Who's Going to Hell this Week?


You never know who’s going to trade their soul away or what they’re going to get for it unless you’re Helen A. Handbasket, ex-executive chief in charge of operations for the burning flames of hellfire. Who are her sources? Wouldn’t you like to know? Sorry, all communications are confidential and the property of Helen A. Handbasket, whose opinions do not necessarily reflect those of this or any other publication.

 
WHO’S GOING TO HELL THIS WEEK? 

May 14, 2001

How do you get rid of gun violence? You declare war against it if you're Satan's favorite president. Thinking that combat is the best way to combat violence is Satan's way of saying that he loves you. Talk about putting out fires with gasoline. But hey, who was talking about putting out fires? Not me, baby, not me. Burn that oil.
- Helen -

10. What's this I hear about Lisa Kudrow swiping the lead as an evil troupe leader in Intense Girl Scouts? Satan wanted the role.

9. Jesus Christ, I hear you shriek, is there really going to be another Halloween movie? Not if Jesus Christ has anything to say about it.

8. What on earth would convince you to change your nickname from Puff Daddy to P. Diddy? Nothing on this earth, baby, nothing on this earth. 

7. Somebody's not happy at all that Tony and Ridley Scott are producing Six Bullets from Now, the supposed true story of the largest hotel heist in history. But I'm not saying who.

6. Paul Verhoeven will give Beelzebub a speaking part in his new production of Official Assassins, at least if he knows what's good for him.

5. The film Driven does $3 million at the box office on the same weekend that the FBI turns over 3 thousand unseen pages of witness interview notes in the Timothy McVeigh case. Coincidence? I don't think so.

4. Go ahead, try saying Gloria Macapagal-Arroyo a couple of times out loud, then tell me there are going to be democratic elections in the Philippines that are more trustworthy than ours.

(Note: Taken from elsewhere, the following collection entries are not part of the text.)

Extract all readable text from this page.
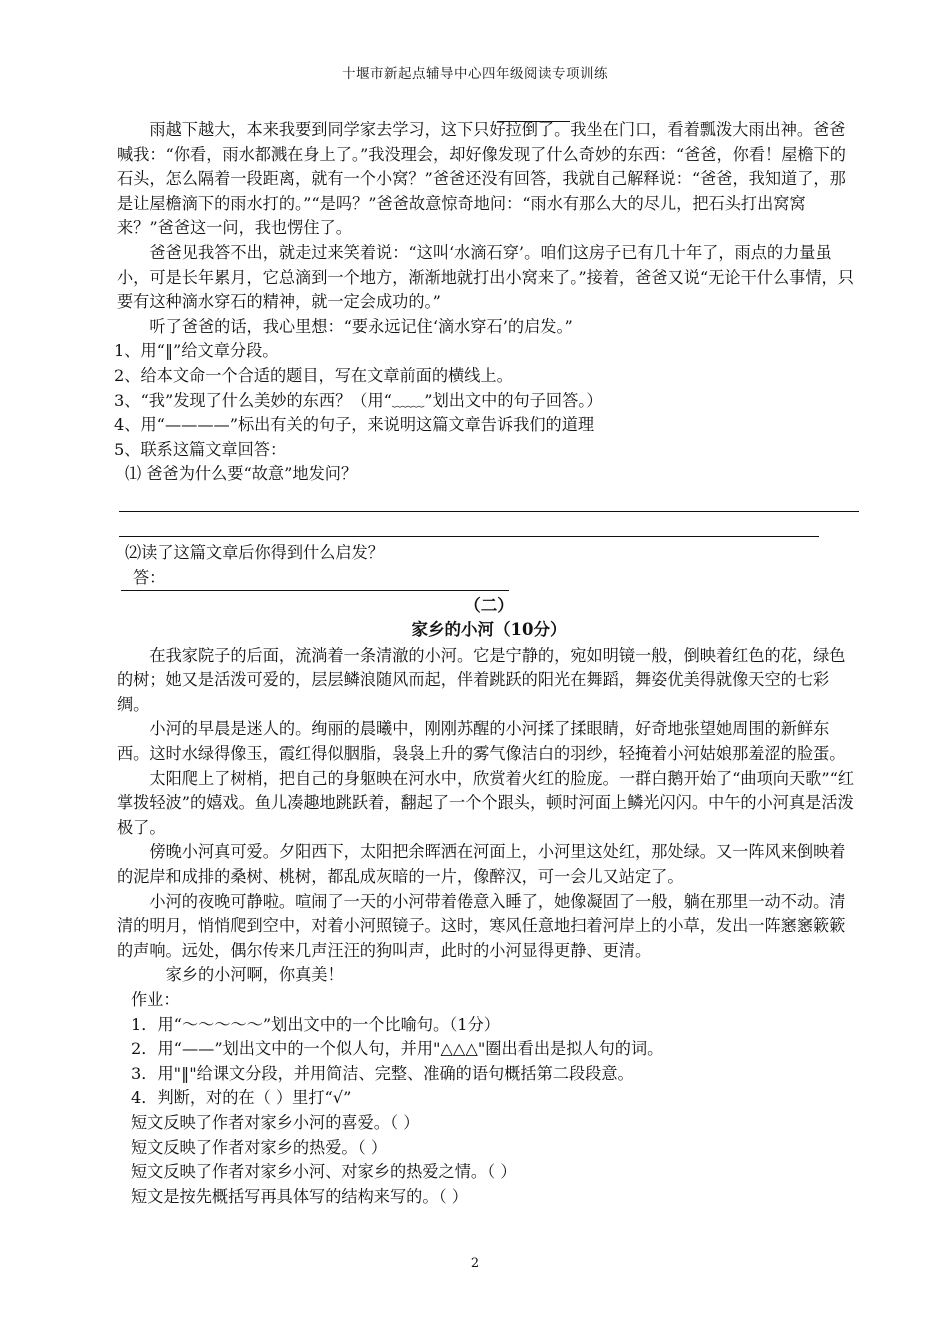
十堰市新起点辅导中心四年级阅读专项训练

雨越下越大，本来我要到同学家去学习，这下只好拉倒了。我坐在门口，看着瓢泼大雨出神。爸爸喊我：“你看，雨水都溅在身上了。”我没理会，却好像发现了什么奇妙的东西：“爸爸，你看！屋檐下的石头，怎么隔着一段距离，就有一个小窝？”爸爸还没有回答，我就自己解释说：“爸爸，我知道了，那是让屋檐滴下的雨水打的。”“是吗？”爸爸故意惊奇地问：“雨水有那么大的尽儿，把石头打出窝窝来？”爸爸这一问，我也愣住了。

爸爸见我答不出，就走过来笑着说：“这叫‘水滴石穿’。咱们这房子已有几十年了，雨点的力量虽小，可是长年累月，它总滴到一个地方，渐渐地就打出小窝来了。”接着，爸爸又说“无论干什么事情，只要有这种滴水穿石的精神，就一定会成功的。”

听了爸爸的话，我心里想：“要永远记住‘滴水穿石’的启发。”

1、用“‖”给文章分段。

2、给本文命一个合适的题目，写在文章前面的横线上。

3、“我”发现了什么美妙的东西？（用“﹏﹏”划出文中的句子回答。）

4、用“————”标出有关的句子，来说明这篇文章告诉我们的道理

5、联系这篇文章回答：

⑴ 爸爸为什么要“故意”地发问？

⑵读了这篇文章后你得到什么启发？

答：

（二）

家乡的小河（10分）

在我家院子的后面，流淌着一条清澈的小河。它是宁静的，宛如明镜一般，倒映着红色的花，绿色的树；她又是活泼可爱的，层层鳞浪随风而起，伴着跳跃的阳光在舞蹈，舞姿优美得就像天空的七彩绸。

小河的早晨是迷人的。绚丽的晨曦中，刚刚苏醒的小河揉了揉眼睛，好奇地张望她周围的新鲜东西。这时水绿得像玉，霞红得似胭脂，袅袅上升的雾气像洁白的羽纱，轻掩着小河姑娘那羞涩的脸蛋。

太阳爬上了树梢，把自己的身躯映在河水中，欣赏着火红的脸庞。一群白鹅开始了“曲项向天歌”“红掌拨轻波”的嬉戏。鱼儿凑趣地跳跃着，翻起了一个个跟头，顿时河面上鳞光闪闪。中午的小河真是活泼极了。

傍晚小河真可爱。夕阳西下，太阳把余晖洒在河面上，小河里这处红，那处绿。又一阵风来倒映着的泥岸和成排的桑树、桃树，都乱成灰暗的一片，像醉汉，可一会儿又站定了。

小河的夜晚可静啦。喧闹了一天的小河带着倦意入睡了，她像凝固了一般，躺在那里一动不动。清清的明月，悄悄爬到空中，对着小河照镜子。这时，寒风任意地扫着河岸上的小草，发出一阵窸窸簌簌的声响。远处，偶尔传来几声汪汪的狗叫声，此时的小河显得更静、更清。

家乡的小河啊，你真美！

作业：

1．用“～～～～～”划出文中的一个比喻句。（1分）

2．用“——”划出文中的一个似人句，并用"△△△"圈出看出是拟人句的词。

3．用"‖"给课文分段，并用简洁、完整、准确的语句概括第二段段意。

4．判断，对的在（ ）里打“√”

短文反映了作者对家乡小河的喜爱。（ ）

短文反映了作者对家乡的热爱。（ ）

短文反映了作者对家乡小河、对家乡的热爱之情。（ ）

短文是按先概括写再具体写的结构来写的。（ ）

2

3. Every time a fire across the street from a firehouse leaves 80 people homeless in New Jersey, James Gandolfini's stock goes up at the Hollywood Stock Exchange. 

2. Will geologists please keep their cotton picking hands off that giant 2.5 billion-year-old sea floor slab they found near the Great Wall of China? Someone will thank you. Someone very generous.

And the number one person going to hell this week?

1. Why did Joan Rivers go on Hollywood Squares and apologize for telling fat jokes about Liz Taylor? How else was the Pope supposed to get into Malta? 

Personal to British Telecom: They're not just AT&T. They're the T&T.
Personal to Andre: I want those tapes back.